11th Pavia Graduate Conference in Political Philosophy – Abstract/Mráz


Attila Mráz

On the Logical Priority of Justice over Legitimacy: The Case of Political Equality

In this paper I argue against a recent proceduralist approach to political theory which urges us to focus on questions of legitimacy—the moral rightness of political procedures—while bracketing questions of justice—the moral rightness of political outcomes. The major motivation behind this approach is to contain our reasonable disagreement on substantive issues of justice by focusing instead on legitimate ways of deciding between them (Valentini 2013, 2013; Waldron 1999, Rawls 1993). Yet my aim is to show that this approach is misguided, as it falsely assumes that we can specify requirements of legitimacy independently of requirements of justice.

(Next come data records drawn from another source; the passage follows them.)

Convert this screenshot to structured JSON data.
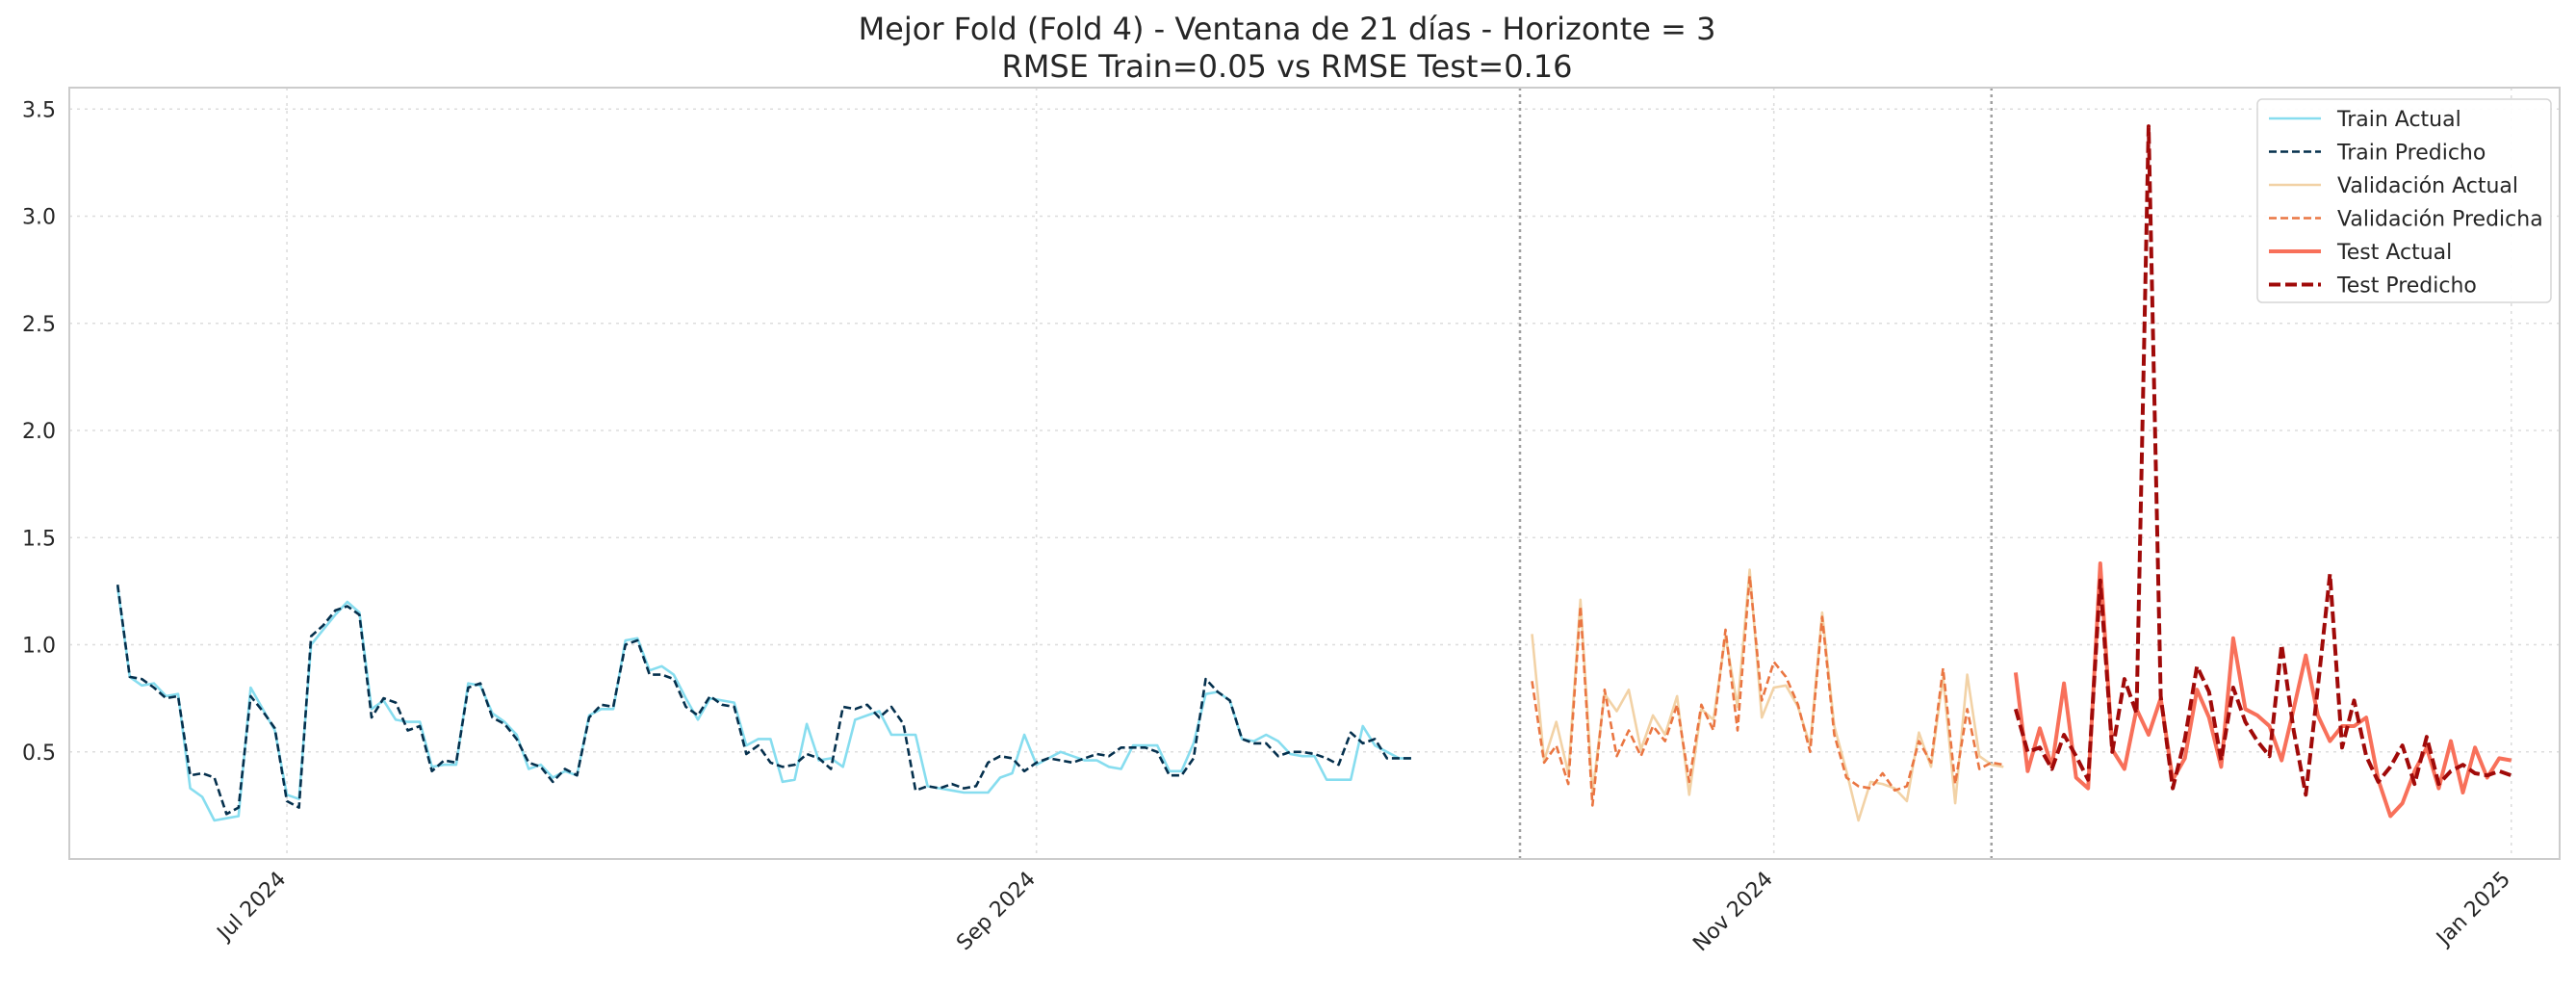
{
  "chart_data": {
    "type": "line",
    "title": "Mejor Fold (Fold 4) - Ventana de 21 días - Horizonte = 3",
    "subtitle": "RMSE Train=0.05 vs RMSE Test=0.16",
    "xlabel": "",
    "ylabel": "",
    "xlim": [
      "2024-06-13",
      "2025-01-05"
    ],
    "ylim": [
      0.0,
      3.6
    ],
    "grid": true,
    "legend_position": "top-right",
    "x_ticks": [
      {
        "date": "2024-07-01",
        "label": "Jul 2024"
      },
      {
        "date": "2024-09-01",
        "label": "Sep 2024"
      },
      {
        "date": "2024-11-01",
        "label": "Nov 2024"
      },
      {
        "date": "2025-01-01",
        "label": "Jan 2025"
      }
    ],
    "y_ticks": [
      {
        "value": 0.5,
        "label": "0.5"
      },
      {
        "value": 1.0,
        "label": "1.0"
      },
      {
        "value": 1.5,
        "label": "1.5"
      },
      {
        "value": 2.0,
        "label": "2.0"
      },
      {
        "value": 2.5,
        "label": "2.5"
      },
      {
        "value": 3.0,
        "label": "3.0"
      },
      {
        "value": 3.5,
        "label": "3.5"
      }
    ],
    "split_markers": [
      "2024-10-11",
      "2024-11-19"
    ],
    "series": [
      {
        "name": "Train Actual",
        "color": "#87ddef",
        "dash": "solid",
        "width": 2.6,
        "start_date": "2024-06-17",
        "values": [
          1.27,
          0.85,
          0.81,
          0.82,
          0.76,
          0.77,
          0.33,
          0.29,
          0.18,
          0.19,
          0.2,
          0.8,
          0.7,
          0.6,
          0.3,
          0.28,
          1.0,
          1.07,
          1.14,
          1.2,
          1.15,
          0.7,
          0.74,
          0.65,
          0.64,
          0.64,
          0.43,
          0.44,
          0.44,
          0.82,
          0.81,
          0.68,
          0.64,
          0.58,
          0.42,
          0.44,
          0.38,
          0.41,
          0.39,
          0.67,
          0.7,
          0.7,
          1.02,
          1.03,
          0.88,
          0.9,
          0.86,
          0.75,
          0.65,
          0.75,
          0.74,
          0.73,
          0.53,
          0.56,
          0.56,
          0.36,
          0.37,
          0.63,
          0.46,
          0.47,
          0.43,
          0.65,
          0.67,
          0.69,
          0.58,
          0.58,
          0.58,
          0.34,
          0.33,
          0.32,
          0.31,
          0.31,
          0.31,
          0.38,
          0.4,
          0.58,
          0.44,
          0.47,
          0.5,
          0.48,
          0.46,
          0.46,
          0.43,
          0.42,
          0.53,
          0.53,
          0.53,
          0.41,
          0.41,
          0.54,
          0.77,
          0.78,
          0.74,
          0.56,
          0.55,
          0.58,
          0.55,
          0.49,
          0.48,
          0.48,
          0.37,
          0.37,
          0.37,
          0.62,
          0.53,
          0.5,
          0.47,
          0.47
        ]
      },
      {
        "name": "Train Predicho",
        "color": "#05304d",
        "dash": "dashed",
        "width": 2.6,
        "start_date": "2024-06-17",
        "values": [
          1.28,
          0.85,
          0.84,
          0.8,
          0.75,
          0.76,
          0.39,
          0.4,
          0.38,
          0.21,
          0.24,
          0.76,
          0.69,
          0.61,
          0.27,
          0.24,
          1.04,
          1.09,
          1.16,
          1.18,
          1.14,
          0.66,
          0.75,
          0.73,
          0.6,
          0.62,
          0.41,
          0.46,
          0.45,
          0.8,
          0.82,
          0.66,
          0.63,
          0.56,
          0.45,
          0.43,
          0.36,
          0.42,
          0.39,
          0.66,
          0.72,
          0.71,
          1.0,
          1.02,
          0.86,
          0.86,
          0.84,
          0.71,
          0.67,
          0.76,
          0.72,
          0.71,
          0.49,
          0.53,
          0.45,
          0.43,
          0.44,
          0.49,
          0.47,
          0.42,
          0.71,
          0.7,
          0.72,
          0.66,
          0.71,
          0.63,
          0.32,
          0.34,
          0.33,
          0.35,
          0.33,
          0.34,
          0.45,
          0.48,
          0.47,
          0.41,
          0.45,
          0.47,
          0.46,
          0.45,
          0.47,
          0.49,
          0.48,
          0.52,
          0.52,
          0.52,
          0.5,
          0.39,
          0.39,
          0.47,
          0.84,
          0.78,
          0.74,
          0.56,
          0.54,
          0.54,
          0.48,
          0.5,
          0.5,
          0.49,
          0.47,
          0.44,
          0.59,
          0.54,
          0.56,
          0.47,
          0.47,
          0.47
        ]
      },
      {
        "name": "Validación Actual",
        "color": "#f2d2a6",
        "dash": "solid",
        "width": 2.6,
        "start_date": "2024-10-12",
        "values": [
          1.05,
          0.46,
          0.64,
          0.4,
          1.21,
          0.31,
          0.77,
          0.69,
          0.79,
          0.51,
          0.67,
          0.58,
          0.76,
          0.3,
          0.7,
          0.65,
          1.04,
          0.71,
          1.35,
          0.66,
          0.8,
          0.81,
          0.71,
          0.53,
          1.15,
          0.62,
          0.41,
          0.18,
          0.36,
          0.35,
          0.33,
          0.27,
          0.59,
          0.43,
          0.85,
          0.26,
          0.86,
          0.48,
          0.44,
          0.43
        ]
      },
      {
        "name": "Validación Predicha",
        "color": "#ea7642",
        "dash": "dashed",
        "width": 2.6,
        "start_date": "2024-10-12",
        "values": [
          0.83,
          0.45,
          0.53,
          0.35,
          1.18,
          0.25,
          0.79,
          0.48,
          0.6,
          0.48,
          0.62,
          0.55,
          0.72,
          0.36,
          0.72,
          0.6,
          1.07,
          0.6,
          1.32,
          0.74,
          0.92,
          0.85,
          0.72,
          0.5,
          1.13,
          0.58,
          0.38,
          0.34,
          0.33,
          0.4,
          0.32,
          0.34,
          0.55,
          0.45,
          0.89,
          0.35,
          0.7,
          0.42,
          0.45,
          0.44
        ]
      },
      {
        "name": "Test Actual",
        "color": "#f8705a",
        "dash": "solid",
        "width": 4.0,
        "start_date": "2024-11-21",
        "values": [
          0.87,
          0.41,
          0.61,
          0.43,
          0.82,
          0.38,
          0.33,
          1.38,
          0.51,
          0.42,
          0.7,
          0.58,
          0.75,
          0.37,
          0.47,
          0.79,
          0.66,
          0.43,
          1.03,
          0.7,
          0.67,
          0.62,
          0.46,
          0.7,
          0.95,
          0.67,
          0.55,
          0.62,
          0.62,
          0.66,
          0.37,
          0.2,
          0.26,
          0.41,
          0.52,
          0.33,
          0.55,
          0.31,
          0.52,
          0.38,
          0.47,
          0.46
        ]
      },
      {
        "name": "Test Predicho",
        "color": "#a00a09",
        "dash": "dashed",
        "width": 4.0,
        "start_date": "2024-11-21",
        "values": [
          0.7,
          0.5,
          0.52,
          0.42,
          0.58,
          0.48,
          0.37,
          1.3,
          0.5,
          0.84,
          0.68,
          3.42,
          0.76,
          0.33,
          0.56,
          0.9,
          0.78,
          0.46,
          0.8,
          0.64,
          0.55,
          0.48,
          1.0,
          0.6,
          0.3,
          0.8,
          1.33,
          0.52,
          0.74,
          0.48,
          0.36,
          0.43,
          0.53,
          0.35,
          0.57,
          0.35,
          0.41,
          0.44,
          0.4,
          0.39,
          0.41,
          0.39
        ]
      }
    ]
  }
}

Specifically, I show that this assumption is mistaken because some aspects of political equality, a necessary condition of the legitimacy of political deliberation and decision-making procedures, cannot be specified without reliance on a particular theory of distributive justice. First, I distinguish between the formal and the substantive aspects of political equality. Second, for illustrative purposes, I briefly elaborate on a roughly Dworkinian account of political equality to show that the content of the substantive aspect of political equality depends on the content of the theory of distributive justice you endorse. Third, I provide a formal argument concluding that requirements of legitimacy are logically dependent on requirements of justice. Finally, I address and rebut an objection from legitimacy minimalism or political libertarianism: namely, that we should decide what substantive political equality requires in majoritarian ways, and consider only formal political equality as a necessary condition of legitimacy. I conclude that when we are looking for the right political procedures, we cannot bracket questions of substantive justice and our disagreements concerning what justice requires. My argument shows that disagreement over the right principles and requirements of justice escalates into a disagreement over what political equality, and a fortiori, over what legitimacy requires.